Ответ пришел почти сразу. Приглашали на собеседование. На завтра. На час дня. Адрес указали на одной из тех стареньких тихих улиц в центре, где время, кажется, застряло где-то в прошлом веке.
– Ну что ж, Геннадий Аркадьевич, – сказал я своему отражению в потемневшем оконном стекле. – Посмотрим, что за особая порода людей эти Кудеяровы.
Утро было на редкость ясным, почти что картинным, словно сама природа решила мне подыграть. И я, как и полагается военному, пусть и бывшему, прибыл на место ровно за пятнадцать минут до назначенного срока. Не из рвения, нет – просто привычка, вбитая в подкорку за годы службы. Спешка – враг, а вот точность – мой союзник.
Облачился в свой единственный приличный костюм, еще не совсем потрепанный – к вещам я отношусь бережно. Не из жадности, вовсе нет, просто они, как и хорошие товарищи, должны служить долго и верно. Да и порядок во всем – это мой личный щит от хаоса окружающего мира.
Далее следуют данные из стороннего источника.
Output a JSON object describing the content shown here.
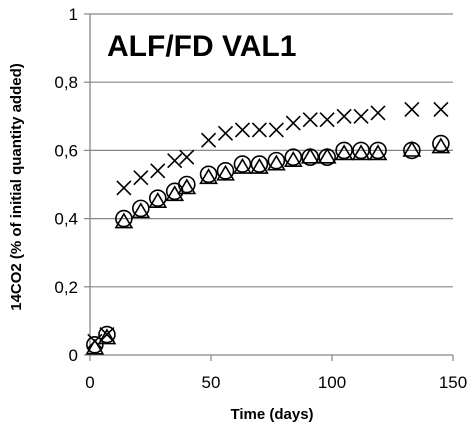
{
  "chart_data": {
    "type": "scatter",
    "title": "ALF/FD VAL1",
    "xlabel": "Time (days)",
    "ylabel": "14CO2 (% of initial quantity added)",
    "xlim": [
      0,
      150
    ],
    "ylim": [
      0,
      1
    ],
    "xticks": [
      0,
      50,
      100,
      150
    ],
    "yticks": [
      0,
      0.2,
      0.4,
      0.6,
      0.8,
      1
    ],
    "ytick_labels": [
      "0",
      "0,2",
      "0,4",
      "0,6",
      "0,8",
      "1"
    ],
    "xtick_labels": [
      "0",
      "50",
      "100",
      "150"
    ],
    "grid": "horizontal",
    "legend": "none",
    "series": [
      {
        "marker": "cross",
        "x": [
          2,
          7,
          14,
          21,
          28,
          35,
          40,
          49,
          56,
          63,
          70,
          77,
          84,
          91,
          98,
          105,
          112,
          119,
          133,
          145
        ],
        "y": [
          0.04,
          0.06,
          0.49,
          0.52,
          0.54,
          0.57,
          0.58,
          0.63,
          0.65,
          0.66,
          0.66,
          0.66,
          0.68,
          0.69,
          0.69,
          0.7,
          0.7,
          0.71,
          0.72,
          0.72
        ]
      },
      {
        "marker": "circle",
        "x": [
          2,
          7,
          14,
          21,
          28,
          35,
          40,
          49,
          56,
          63,
          70,
          77,
          84,
          91,
          98,
          105,
          112,
          119,
          133,
          145
        ],
        "y": [
          0.03,
          0.06,
          0.4,
          0.43,
          0.46,
          0.48,
          0.5,
          0.53,
          0.54,
          0.56,
          0.56,
          0.57,
          0.58,
          0.58,
          0.58,
          0.6,
          0.6,
          0.6,
          0.6,
          0.62
        ]
      },
      {
        "marker": "triangle",
        "x": [
          2,
          7,
          14,
          21,
          28,
          35,
          40,
          49,
          56,
          63,
          70,
          77,
          84,
          91,
          98,
          105,
          112,
          119,
          133,
          145
        ],
        "y": [
          0.02,
          0.05,
          0.39,
          0.42,
          0.45,
          0.47,
          0.49,
          0.52,
          0.53,
          0.55,
          0.55,
          0.56,
          0.57,
          0.58,
          0.58,
          0.59,
          0.59,
          0.59,
          0.6,
          0.61
        ]
      }
    ]
  }
}
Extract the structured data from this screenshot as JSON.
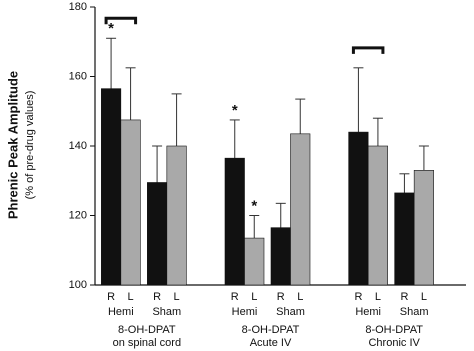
{
  "chart_data": {
    "type": "grouped_bar",
    "y_label": "Phrenic Peak Amplitude",
    "y_sublabel": "(% of pre-drug values)",
    "ylim": [
      100,
      180
    ],
    "yticks": [
      100,
      120,
      140,
      160,
      180
    ],
    "bar_colors": [
      "#111111",
      "#a9a9a9"
    ],
    "groups": [
      {
        "label": [
          "8-OH-DPAT",
          "on spinal cord"
        ],
        "subgroups": [
          {
            "label": "Hemi",
            "bracket": true,
            "bars": [
              {
                "label": "R",
                "value": 156.5,
                "error": 14.5,
                "marker": "*"
              },
              {
                "label": "L",
                "value": 147.5,
                "error": 15
              }
            ]
          },
          {
            "label": "Sham",
            "bars": [
              {
                "label": "R",
                "value": 129.5,
                "error": 10.5
              },
              {
                "label": "L",
                "value": 140,
                "error": 15
              }
            ]
          }
        ]
      },
      {
        "label": [
          "8-OH-DPAT",
          "Acute IV"
        ],
        "subgroups": [
          {
            "label": "Hemi",
            "bars": [
              {
                "label": "R",
                "value": 136.5,
                "error": 11,
                "marker": "*"
              },
              {
                "label": "L",
                "value": 113.5,
                "error": 6.5,
                "marker": "*"
              }
            ]
          },
          {
            "label": "Sham",
            "bars": [
              {
                "label": "R",
                "value": 116.5,
                "error": 7
              },
              {
                "label": "L",
                "value": 143.5,
                "error": 10
              }
            ]
          }
        ]
      },
      {
        "label": [
          "8-OH-DPAT",
          "Chronic IV"
        ],
        "subgroups": [
          {
            "label": "Hemi",
            "bracket": true,
            "bars": [
              {
                "label": "R",
                "value": 144,
                "error": 18.5
              },
              {
                "label": "L",
                "value": 140,
                "error": 8
              }
            ]
          },
          {
            "label": "Sham",
            "bars": [
              {
                "label": "R",
                "value": 126.5,
                "error": 5.5
              },
              {
                "label": "L",
                "value": 133,
                "error": 7
              }
            ]
          }
        ]
      }
    ]
  }
}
Особняк, указанный в адресе, оказался именно тем, что я и представлял, читая то странное объявление: внушительное двухэтажное здание из потемневшего от времени камня, с высокой мансардой – с верхнего этажа на улицу кокетливо высовывался аккуратный балкончик с коваными решетками. Фасад был выкрашен в бледно-песочный цвет, а в палисаднике, словно гости на эксцентричном приеме, теснились самые разные статуи – тут тебе и задумчивые античные музы с отбитыми носами, и какие-то фантастические твари, похожие на помесь собаки с ящерицей. На массивной дубовой двери, в которую я в итоге постучал, красовалась тяжелая медная ручка в виде звериной морды – то ли лев, то ли волк, сразу и не разберешь.
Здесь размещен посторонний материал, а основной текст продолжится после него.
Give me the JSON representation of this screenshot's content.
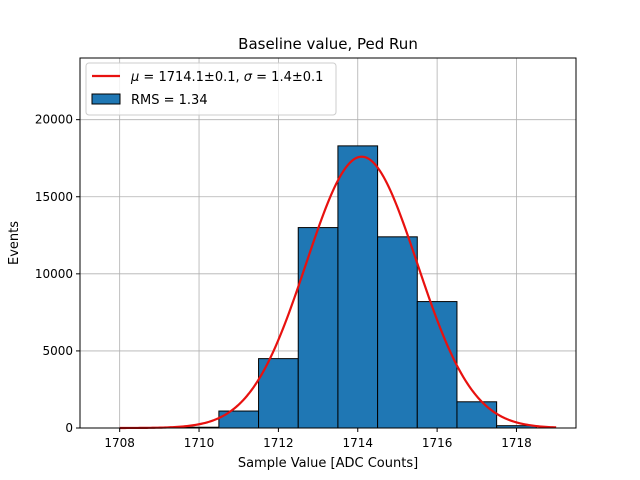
{
  "chart_data": {
    "type": "bar",
    "title": "Baseline value, Ped Run",
    "xlabel": "Sample Value [ADC Counts]",
    "ylabel": "Events",
    "xlim": [
      1707.0,
      1719.5
    ],
    "ylim": [
      0,
      24000
    ],
    "xticks": [
      1708,
      1710,
      1712,
      1714,
      1716,
      1718
    ],
    "yticks": [
      0,
      5000,
      10000,
      15000,
      20000
    ],
    "grid": true,
    "legend_position": "top-left",
    "histogram": {
      "name": "RMS = 1.34",
      "color": "#1f77b4",
      "bins": [
        {
          "x0": 1707.5,
          "x1": 1708.5,
          "count": 0
        },
        {
          "x0": 1708.5,
          "x1": 1709.5,
          "count": 0
        },
        {
          "x0": 1709.5,
          "x1": 1710.5,
          "count": 50
        },
        {
          "x0": 1710.5,
          "x1": 1711.5,
          "count": 1100
        },
        {
          "x0": 1711.5,
          "x1": 1712.5,
          "count": 4500
        },
        {
          "x0": 1712.5,
          "x1": 1713.5,
          "count": 13000
        },
        {
          "x0": 1713.5,
          "x1": 1714.5,
          "count": 18300
        },
        {
          "x0": 1714.5,
          "x1": 1715.5,
          "count": 12400
        },
        {
          "x0": 1715.5,
          "x1": 1716.5,
          "count": 8200
        },
        {
          "x0": 1716.5,
          "x1": 1717.5,
          "count": 1700
        },
        {
          "x0": 1717.5,
          "x1": 1718.5,
          "count": 150
        },
        {
          "x0": 1718.5,
          "x1": 1719.0,
          "count": 0
        }
      ]
    },
    "fit": {
      "name": "μ = 1714.1±0.1, σ = 1.4±0.1",
      "name_parts": [
        "μ",
        " = 1714.1±0.1, ",
        "σ",
        " = 1.4±0.1"
      ],
      "color": "#e8110f",
      "type": "gaussian",
      "amplitude": 17600,
      "mean": 1714.1,
      "sigma": 1.4,
      "x_range": [
        1708.0,
        1719.0
      ]
    }
  }
}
Меня встретил мужчина. Высокий, коренастый, с густой бородой и усами, скрывающими пол-лица. Он молча кивнул – видимо, местный этикет – и проводил внутрь, движением головы указывая на лестницу.
– Вас уже ждут, – глухо пророкотал он. – В кабинете хозяина, на втором этаже. Не заблудитесь.
Кабинет оказался на мой вкус слегка мрачноватым: темные дубовые панели по стенам, от которых веяло прохладой, полки, гнущиеся под тяжестью фолиантов в потрепанных кожаных переплетах. Пахло старым деревом, воском и чем-то еще – незнакомым, чуть горьковатым. Но тут и там, как островки здравомыслия в этом море серьезности, виднелись следы женской руки – кружевные салфетки на столиках, ваза с живыми, по-домашнему простыми цветами, уютный клетчатый плед, небрежно брошенный на спинку кожаного кресла.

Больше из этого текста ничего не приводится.